Thais Herrera vive la vida como lo que es, una aventura, pero lleva esta idea hasta el extremo de la realidad

  • —¿Cómo es el cielo nocturno en el Everest?La noche de la escalada a la cumbre había luna llena, no se veían las estrellas. Pero sí vimos un amanecer indescriptible. Yo iba subiendo, pero iba tan enfocada en ver ese cielo, las nubes, el sol naciente, los colores… que ni lo sentía.

Es ingeniera industrial, tiene 47 años, un perro que se llama Óreo, una pared de escalar en el patio de su casa y lo mismo sube al Everest que bucea o esquía en el Polo Sur. Es vegetariana, pesa 153 libras y mide 5´6″. Es pura energía y tiene un carisma contagioso que explica su éxito en el coaching de equipos. Se define como aventurera. Y hay que creerle, porque aquella niña que quería ser arqueóloga hoy va camino de conquistar las cumbres más altas de todos los continentes. Además sube (y baja) corriendo el Pico Duarte y es la primera mujer dominicana en completar un IronMan.

—Para los deportistas hollar el Everest es una hazaña, pero para los sherpas es otra jornada laboral.

¡Es así! Le hice photobomb al sherpa que tiene el récord de mayor cantidad de ascensos; ¡tiene 30! El chiste es que la bandera dominicana sale en todos sus videos. Porque yo llevo la bandera dominicana en el gorro, en el corazón, la llevo encima a todas partes.

—¿Orgullosa de ser dominicana, como dice el anuncio?

Yo soy muy dominicana, y aunque tengamos problemas, yo creo que este país tiene muchísima oportunidad de mejora desde cada uno indvidualmente. El tránsito, por ejemplo. La intersección, respeta la intersección y ya. Solo con eso yo creo que el tránsito en Santo Domingo fluiría un 20 % mejor.

—¿Cómo se financian todas esas aventuras?

Las tres primeras fueron a puro ahorro. Una niña educada; mi madre me enseñó a ahorrar. Después me acerqué a Marcos Díaz, que me orientó para profesionalizar estas expediciones. Y un día, en el aeropuerto de Miami, camino de la tercera, me entró una llamada de la gente de Arroz La Garza. Querían patrocinarme…, y empecé a llorar emocionada. La gente en la fila de embarque pensaba que yo estaba loca.

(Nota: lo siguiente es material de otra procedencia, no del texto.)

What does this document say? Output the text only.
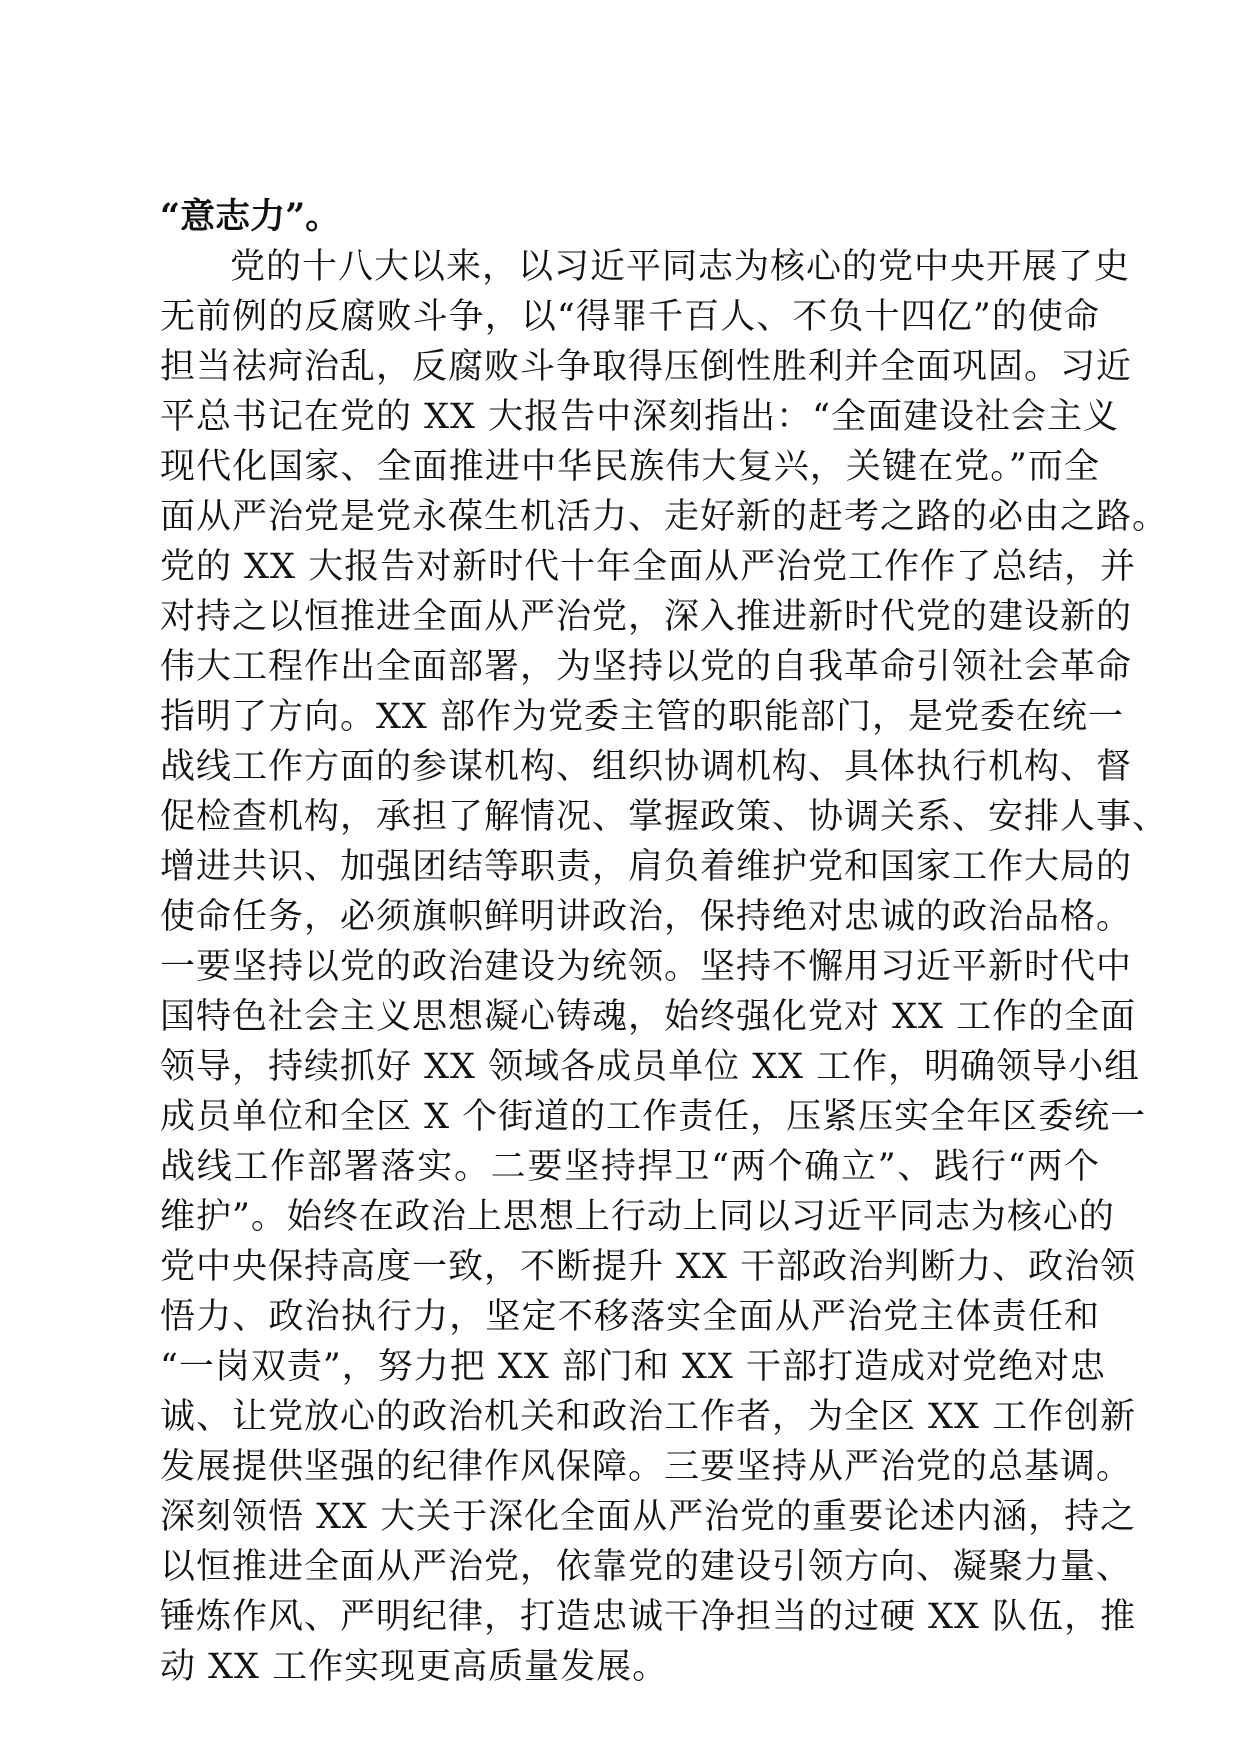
“意志力”。
党的十八大以来，以习近平同志为核心的党中央开展了史
无前例的反腐败斗争，以“得罪千百人、不负十四亿”的使命
担当祛疴治乱，反腐败斗争取得压倒性胜利并全面巩固。习近
平总书记在党的 XX 大报告中深刻指出：“全面建设社会主义
现代化国家、全面推进中华民族伟大复兴，关键在党。”而全
面从严治党是党永葆生机活力、走好新的赶考之路的必由之路。
党的 XX 大报告对新时代十年全面从严治党工作作了总结，并
对持之以恒推进全面从严治党，深入推进新时代党的建设新的
伟大工程作出全面部署，为坚持以党的自我革命引领社会革命
指明了方向。XX 部作为党委主管的职能部门，是党委在统一
战线工作方面的参谋机构、组织协调机构、具体执行机构、督
促检查机构，承担了解情况、掌握政策、协调关系、安排人事、
增进共识、加强团结等职责，肩负着维护党和国家工作大局的
使命任务，必须旗帜鲜明讲政治，保持绝对忠诚的政治品格。
一要坚持以党的政治建设为统领。坚持不懈用习近平新时代中
国特色社会主义思想凝心铸魂，始终强化党对 XX 工作的全面
领导，持续抓好 XX 领域各成员单位 XX 工作，明确领导小组
成员单位和全区 X 个街道的工作责任，压紧压实全年区委统一
战线工作部署落实。二要坚持捍卫“两个确立”、践行“两个
维护”。始终在政治上思想上行动上同以习近平同志为核心的
党中央保持高度一致，不断提升 XX 干部政治判断力、政治领
悟力、政治执行力，坚定不移落实全面从严治党主体责任和
“一岗双责”，努力把 XX 部门和 XX 干部打造成对党绝对忠
诚、让党放心的政治机关和政治工作者，为全区 XX 工作创新
发展提供坚强的纪律作风保障。三要坚持从严治党的总基调。
深刻领悟 XX 大关于深化全面从严治党的重要论述内涵，持之
以恒推进全面从严治党，依靠党的建设引领方向、凝聚力量、
锤炼作风、严明纪律，打造忠诚干净担当的过硬 XX 队伍，推
动 XX 工作实现更高质量发展。
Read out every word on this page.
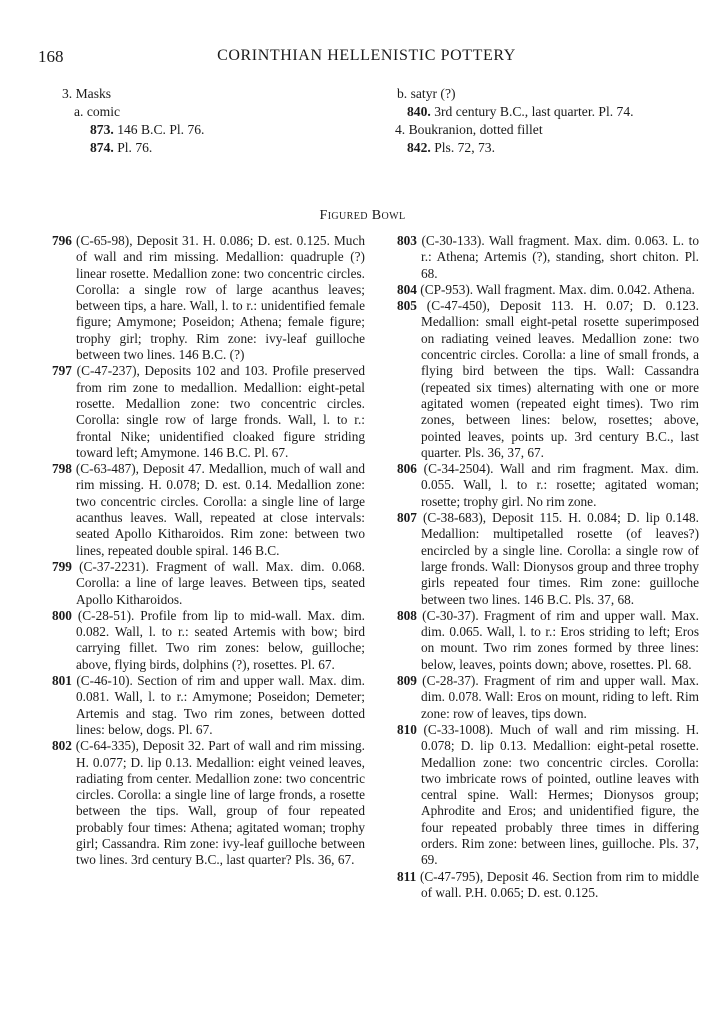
168	CORINTHIAN HELLENISTIC POTTERY
3. Masks
a. comic
873. 146 B.C. Pl. 76.
874. Pl. 76.
b. satyr (?)
840. 3rd century B.C., last quarter. Pl. 74.
4. Boukranion, dotted fillet
842. Pls. 72, 73.
Figured Bowl
796 (C-65-98), Deposit 31. H. 0.086; D. est. 0.125. Much of wall and rim missing. Medallion: quadruple (?) linear rosette. Medallion zone: two concentric circles. Corolla: a single row of large acanthus leaves; between tips, a hare. Wall, l. to r.: unidentified female figure; Amymone; Poseidon; Athena; female figure; trophy girl; trophy. Rim zone: ivy-leaf guilloche between two lines. 146 B.C. (?)
797 (C-47-237), Deposits 102 and 103. Profile preserved from rim zone to medallion. Medallion: eight-petal rosette. Medallion zone: two concentric circles. Corolla: single row of large fronds. Wall, l. to r.: frontal Nike; unidentified cloaked figure striding toward left; Amymone. 146 B.C. Pl. 67.
798 (C-63-487), Deposit 47. Medallion, much of wall and rim missing. H. 0.078; D. est. 0.14. Medallion zone: two concentric circles. Corolla: a single line of large acanthus leaves. Wall, repeated at close intervals: seated Apollo Kitharoidos. Rim zone: between two lines, repeated double spiral. 146 B.C.
799 (C-37-2231). Fragment of wall. Max. dim. 0.068. Corolla: a line of large leaves. Between tips, seated Apollo Kitharoidos.
800 (C-28-51). Profile from lip to mid-wall. Max. dim. 0.082. Wall, l. to r.: seated Artemis with bow; bird carrying fillet. Two rim zones: below, guilloche; above, flying birds, dolphins (?), rosettes. Pl. 67.
801 (C-46-10). Section of rim and upper wall. Max. dim. 0.081. Wall, l. to r.: Amymone; Poseidon; Demeter; Artemis and stag. Two rim zones, between dotted lines: below, dogs. Pl. 67.
802 (C-64-335), Deposit 32. Part of wall and rim missing. H. 0.077; D. lip 0.13. Medallion: eight veined leaves, radiating from center. Medallion zone: two concentric circles. Corolla: a single line of large fronds, a rosette between the tips. Wall, group of four repeated probably four times: Athena; agitated woman; trophy girl; Cassandra. Rim zone: ivy-leaf guilloche between two lines. 3rd century B.C., last quarter? Pls. 36, 67.
803 (C-30-133). Wall fragment. Max. dim. 0.063. L. to r.: Athena; Artemis (?), standing, short chiton. Pl. 68.
804 (CP-953). Wall fragment. Max. dim. 0.042. Athena.
805 (C-47-450), Deposit 113. H. 0.07; D. 0.123. Medallion: small eight-petal rosette superimposed on radiating veined leaves. Medallion zone: two concentric circles. Corolla: a line of small fronds, a flying bird between the tips. Wall: Cassandra (repeated six times) alternating with one or more agitated women (repeated eight times). Two rim zones, between lines: below, rosettes; above, pointed leaves, points up. 3rd century B.C., last quarter. Pls. 36, 37, 67.
806 (C-34-2504). Wall and rim fragment. Max. dim. 0.055. Wall, l. to r.: rosette; agitated woman; rosette; trophy girl. No rim zone.
807 (C-38-683), Deposit 115. H. 0.084; D. lip 0.148. Medallion: multipetalled rosette (of leaves?) encircled by a single line. Corolla: a single row of large fronds. Wall: Dionysos group and three trophy girls repeated four times. Rim zone: guilloche between two lines. 146 B.C. Pls. 37, 68.
808 (C-30-37). Fragment of rim and upper wall. Max. dim. 0.065. Wall, l. to r.: Eros striding to left; Eros on mount. Two rim zones formed by three lines: below, leaves, points down; above, rosettes. Pl. 68.
809 (C-28-37). Fragment of rim and upper wall. Max. dim. 0.078. Wall: Eros on mount, riding to left. Rim zone: row of leaves, tips down.
810 (C-33-1008). Much of wall and rim missing. H. 0.078; D. lip 0.13. Medallion: eight-petal rosette. Medallion zone: two concentric circles. Corolla: two imbricate rows of pointed, outline leaves with central spine. Wall: Hermes; Dionysos group; Aphrodite and Eros; and unidentified figure, the four repeated probably three times in differing orders. Rim zone: between lines, guilloche. Pls. 37, 69.
811 (C-47-795), Deposit 46. Section from rim to middle of wall. P.H. 0.065; D. est. 0.125.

—¿Cómo se le ocurrió subir al Everest?

En el 2015, absolutamente por fresca. Estaba escalando el Pico Duarte con Karim Mella, el primer dominicano que llegó hasta la cumbre del Everest. Subíamos con jóvenes de distintas fundaciones… Ese año fui a una escuela de glaciares. Fue mi primer contacto con la alta montaña y decidí que quería subir al Everest.

—Pero la vida tenía otros planes.

Sí, y hay que saber adaptarse y reconducir. Eso también te lo enseña la montaña. Cuando empiezo con este proyecto, mi esposo enferma de cáncer, en el 2017. Dejé a un lado el montañismo. Domingo falleció en 2018, él me apoyaba en todo. Me regaló en la Navidad de 2015 la GoPro que íbamos a usar para la foto de la cumbre del Everest. Cuatro meses después de que falleciera, me voy a Ecuador a entrenar. Me había quedado sola en casa, porque mis hijos se habían marchado a estudiar y necesitaba ese espacio para mi misma.

—¿Quién creyó primero en usted?

En Ecuador conozco a Karl Egloff, que es un recordista. Él me motiva mucho, y lo acompañé en el 2019 en una escalada, pero yo no estaba en forma y tampoco el clima ayudó. Me pongo el propósito de ir en el 2020 y cuando voy quedé enganchadísima.